P.O. Box 62032 San Angelo, Texas 76906-2032
Having spent some time in the oil patch in years past, I try to visit the biennial Permian Basin Oil Show in Odessa, Texas, every few years. Along with acres of shiny, glittering, freshly painted new oil field equipment, there is an area set aside for the early day tools of the trade. Among other things, there is a humongous ditching machine, pulling units, production equipment and a full-scale wooden drilling derrick complete with all drilling tools. The derrick is powered by an ancient Ajax steam engine. The Ajax is over one hundred years old and is driven by a gas fired boiler. It quietly keeps the walking beam walking throughout the three day show.
While visiting the show in October of 1994, I saw what was left of an old one lung engine in the 20 to 30 HP range, eternally resting over in a corner. It was lacking many parts, and so thoroughly rusted that restoration seemed unlikely.
A little light flicked on.
During the summer of 1996, I called the Oil Show office in Odessa and asked if they would like to have a working, running exhibit of an old engine for the October show. They would.
I first saw 'Big Red' several years ago in Santa Anna, Texas. Bill Helwig, of Miles, Texas, had restored the engine some years earlier and was running it in the farm equipment exhibition during the 'Funtier Days' celebration. Everything else at the show was immediately forgotten as I stood there slobbering and drooling, watching and listening to the big 25 HP Fairbanks-Morse semi-diesel run. Bill took the engine to several following shows, most of which I attended too, looking for smaller, much smaller, engines. I got much too brave one day and told Bill that if he ever decided to sell the engine, to please let me know I wanted to be first in line. I popped off even more and made a tentative offer. Some time later, we agreed on a deal for the engine, but neither of us are talking about itI don't want anybody to know how much I paid for the engine, and Bill doesn't want anyone to know how little he got for it. Does that make sense?
So with that, Big Red, JoAn (my navigator) and I are off to Odessa and the Permian Basin Oil Show. Mr. Clark, who had overhauled the Ajax steam engine and was in charge of the old equipment display, had us set up very near the old wooden derrick.
Out of the dozens of pieces of old equipment, only Big Red and the Ajax were running. Big Red ran most of the hours of the three day show. I shut down for two brief periods each day in order to do my share of the gawking at all the new equipment. Rough necking isn't what it used to be.
There were always people around to watch the re-starts on the hot tube engine. Lots of old pampers came by to look at the running engine then cock an ear towards the exhaust and, almost to a man, say, 'That engine doesn't sound right not noisy enough.' (Bill Helwig did a great job on the muffler relatively quiet but authoritative exhaust.)
Many of the pampers, mostly retired now, related their own experiences starting a hot ball engine. I do it the easy way and use air for starting.
Since this story is about engines, let's take a stroll around the grounds and look at a few more that were on display.

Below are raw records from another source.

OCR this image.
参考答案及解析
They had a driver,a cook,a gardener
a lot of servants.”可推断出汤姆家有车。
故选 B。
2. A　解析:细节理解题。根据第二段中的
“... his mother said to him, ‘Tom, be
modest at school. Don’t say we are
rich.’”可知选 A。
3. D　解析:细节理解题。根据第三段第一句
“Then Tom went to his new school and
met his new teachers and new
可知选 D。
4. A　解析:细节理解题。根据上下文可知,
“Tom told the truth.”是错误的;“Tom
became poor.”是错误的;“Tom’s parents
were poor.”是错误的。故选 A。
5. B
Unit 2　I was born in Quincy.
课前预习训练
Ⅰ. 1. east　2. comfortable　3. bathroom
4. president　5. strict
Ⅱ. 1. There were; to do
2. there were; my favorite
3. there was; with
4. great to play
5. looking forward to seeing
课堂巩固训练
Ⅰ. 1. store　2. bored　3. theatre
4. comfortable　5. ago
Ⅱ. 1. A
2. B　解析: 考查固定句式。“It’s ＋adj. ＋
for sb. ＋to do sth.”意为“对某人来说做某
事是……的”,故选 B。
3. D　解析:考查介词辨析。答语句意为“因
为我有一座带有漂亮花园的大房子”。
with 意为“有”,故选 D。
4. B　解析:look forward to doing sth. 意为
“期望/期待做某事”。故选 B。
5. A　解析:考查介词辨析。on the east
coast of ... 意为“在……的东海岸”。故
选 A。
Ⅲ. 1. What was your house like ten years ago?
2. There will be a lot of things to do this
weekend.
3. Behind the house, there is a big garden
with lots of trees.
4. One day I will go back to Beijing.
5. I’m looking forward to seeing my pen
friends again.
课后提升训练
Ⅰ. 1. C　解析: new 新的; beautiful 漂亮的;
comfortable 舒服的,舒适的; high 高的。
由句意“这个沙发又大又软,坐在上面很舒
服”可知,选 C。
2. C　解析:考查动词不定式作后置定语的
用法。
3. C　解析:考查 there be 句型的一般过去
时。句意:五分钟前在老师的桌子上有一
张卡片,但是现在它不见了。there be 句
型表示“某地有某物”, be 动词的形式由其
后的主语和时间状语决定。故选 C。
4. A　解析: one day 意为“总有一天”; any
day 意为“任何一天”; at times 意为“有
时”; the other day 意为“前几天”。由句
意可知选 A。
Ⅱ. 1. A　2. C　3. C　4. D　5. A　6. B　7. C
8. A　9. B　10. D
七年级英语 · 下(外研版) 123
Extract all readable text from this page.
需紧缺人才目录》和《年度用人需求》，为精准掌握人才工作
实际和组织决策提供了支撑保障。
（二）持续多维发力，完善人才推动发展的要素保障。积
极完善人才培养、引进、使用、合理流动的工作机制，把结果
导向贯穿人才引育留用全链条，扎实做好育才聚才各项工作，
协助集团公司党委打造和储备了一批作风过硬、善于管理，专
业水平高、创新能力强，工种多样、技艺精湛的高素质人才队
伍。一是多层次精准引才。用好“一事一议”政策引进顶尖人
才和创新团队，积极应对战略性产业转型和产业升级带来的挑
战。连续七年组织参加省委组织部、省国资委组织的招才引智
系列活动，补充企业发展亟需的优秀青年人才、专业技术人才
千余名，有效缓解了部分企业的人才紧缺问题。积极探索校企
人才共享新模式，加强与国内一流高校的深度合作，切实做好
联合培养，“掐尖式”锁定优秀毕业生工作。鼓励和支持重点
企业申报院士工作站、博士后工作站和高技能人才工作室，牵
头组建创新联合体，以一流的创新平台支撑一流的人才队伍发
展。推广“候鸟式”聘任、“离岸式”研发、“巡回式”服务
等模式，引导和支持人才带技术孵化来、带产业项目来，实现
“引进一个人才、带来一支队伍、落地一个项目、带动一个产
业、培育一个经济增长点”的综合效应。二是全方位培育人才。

Photo #4 shows a Witte generator used by Admiral Richard E. Byrd. Photo #5 is the plaque attached to the generator base. In the same display was a beautifully restored 2 HP Witte farm engine, Photo #6.
Large engines are still used in the oil patch, and Photo #7 shows a few of these.
About 100 feet from where Big Red was set up was the ultimate side shaft engine, twin sideshafts. The El Paso Natural Gas Company has one of its retired compressor engines on permanent display in its own building. This compressor went into use on October 1, 1931, and served until 1969. The engine, a Cooper-Bessemer Type 19, is an 800 HP horizontal tandem reciprocating compressor engine equipped with two 10 x 24 inch gas compressor cylinders, and it weighs about 173,000 pounds. It served under load for 152,064 hours, compressing more than 144 billion cubic feet of natural gas in its working lifetime.
Even my wide angle lens couldn't get it all. This engine has four pistons and eight cylinders. There is a firing chamber on each side of each piston. The engine is rated at 800 horse -power at 180 rpm. The white rectangular pipes going into the floor are exhaust pipes. The white box between the cylinders contains an electric motor and reduction gears to turn the engine at about 10 rpm. All the parts move as they are supposed to. Notice that the flywheel is in two pieces.
We all enjoyed a good time at the Oil Show, including Big Red.
I have been wanting a good sideshaft engine and thought about trying to work up a trade with the El Paso guys, but I couldn't figure out how to stuff all that in the back of the pickup, and Joan (my navigator, remember ?) was getting a bit grumpy over the thought of holding the flywheel in her lap all the way home.
I plan to return to the Permian Basin Oil Show.